XII. Outstanding Costs Orders
[113] Mr. Kosewski agreed that he has not yet paid the following costs awards:
a. $500: on November 25, 2022, Justice Agarwal awarded $26,500 in costs. Mr. Kosewski paid this costs award over many months, the last payment being made on May 8, 2023. At trial, he agreed that there was $500 outstanding.
b. $2,500: on September 22, 2023, Justice Doi awarded Ms. Kosewski $2,500 in costs, payable within 30 days.
[114] Mr. Kosewski is ordered to pay the $500 arising from the November 25, 2022 order plus 4% post judgment annual interest (see Courts of Justice Act, R.S.O. 1990, c. C.43), which runs from December 25, 2022 until the date the outstanding amount is paid.
[115] Mr. Kosewski is ordered to pay the $2,500 arising from the May 22, 2023 order plus 6% post judgment annual interest, which runs from October 22, 2023 until the date the outstanding amount is paid.
[116] If there is any dispute about the calculations, the parties may come back before me.
XIII. Costs
[117] Costs were not addressed during oral closing arguments.
[118] The applicant, Ms. Kosewski, is the more successful party on this motion and is presumptively entitled to costs.
[119] The parties are encouraged to agree on costs. If they will not, written costs submissions will be served, filed, and uploaded to Case Centre on the following schedule:
a. Applicant, by July 7, 2025 at 4 p.m.;
b. Respondent, by July 28, 2025 at 4 p.m.
[120] There is no reply.
[121] These deadlines cannot be varied unless by court order. If submissions are not received by these deadlines, the court will proceed on the basis that costs are not being sought.
[122] Costs submissions will be double spaced, in 12-point font, and five pages, maximum (exclusive of authorities and bills of costs).

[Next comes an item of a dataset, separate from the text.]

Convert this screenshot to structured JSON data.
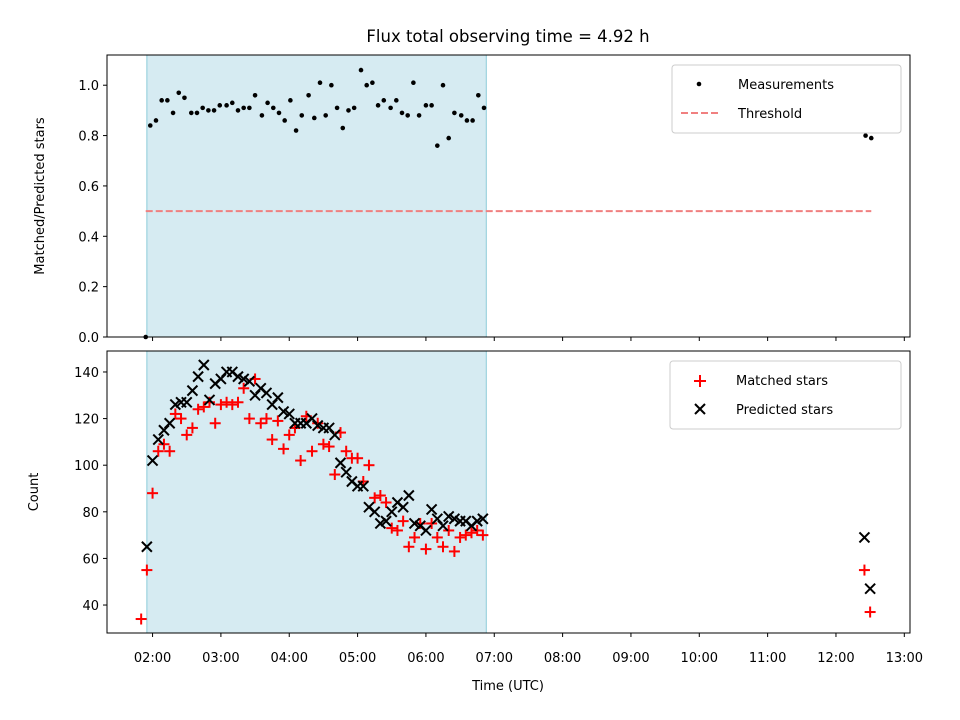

[123] The submissions and bills of costs will identify any step in the proceeding (including trial) which requires costs to be assessed. The submissions and bills of costs will exclude any step for which costs have already been awarded.
[124] Costs submissions should also include submissions as to whether full recovery costs should be awarded for bad faith behaviour.
XIV. Orders Made
[125] In addition to the orders made throughout these trial reasons, I also make the following orders:
a) A support deduction order will issue and be applicable to arrears as well as ongoing child support obligations.
b) The orders of Bloom, J. and McGee, J. (requiring funds from real estate transactions to be held in trust and to encumber the 197 Orchard Property) remain in place until the court orders otherwise or the parties consent to the release of funds to Ms. Kosewski.
XV. Conclusion
[126] Thank you to both parties for their significant efforts. Although each party was self-represented, their cases were presented clearly.
L.B. Stewart
Released: June 6, 2025
Endnotes
[1] Family Law Act, R.S.O. 1990, c. F.3.
[2] Federal Child Support Guidelines, SOR/97-175.
[3] Both parties put numerous text messages into evidence during trial. The text chains are replete with bickering and insults by both parties. Mr. Kosewski, in particular, texted several demeaning and graphic insults when faced with the 2018 application. Two stood out to the court. First, Mr. Kosewski repeatedly insisted upon referring to Ms. Kosewski’s new partner as a pedophile. The second insult requires context: the trial evidence was that Ms. Kosewski’s brother was an acknowledged violent alcoholic who was deported from Canada. He lived with Ms. Kosewski for a time after the separation in 2012. In 2019, Mr. Kosewski texted: “I should’ve let your brother beat you to death instead of helping you”.
[4] The Federal Child Support Guidelines increased on November 30, 2017.
[5] Le Van v. LeVan, 2008 ONCA 388, at para. 33, leave to appeal refused [2008] S.C.C.A. No. 331.
[6] Stott v. Merit Investment Corp., at para. 48. See also A.(S.) v. A.(A.), 2017 ONCA 243, at para. 27.
[7] Taplin v. Walsh, 2016 ONSC 2998, at paras. 66–68.
[8] Francis v. Baker, aff’d in, and.
[9] Courts of Justice Act, R.S.O. 1990, c. C.43, ss. 127, 129; 4% is the post judgment interest rate for the fourth quarter of 2022.
[10] Courts of Justice Act, ss. 127, 129; 6% is the post judgment interest rate for the third quarter of 2023.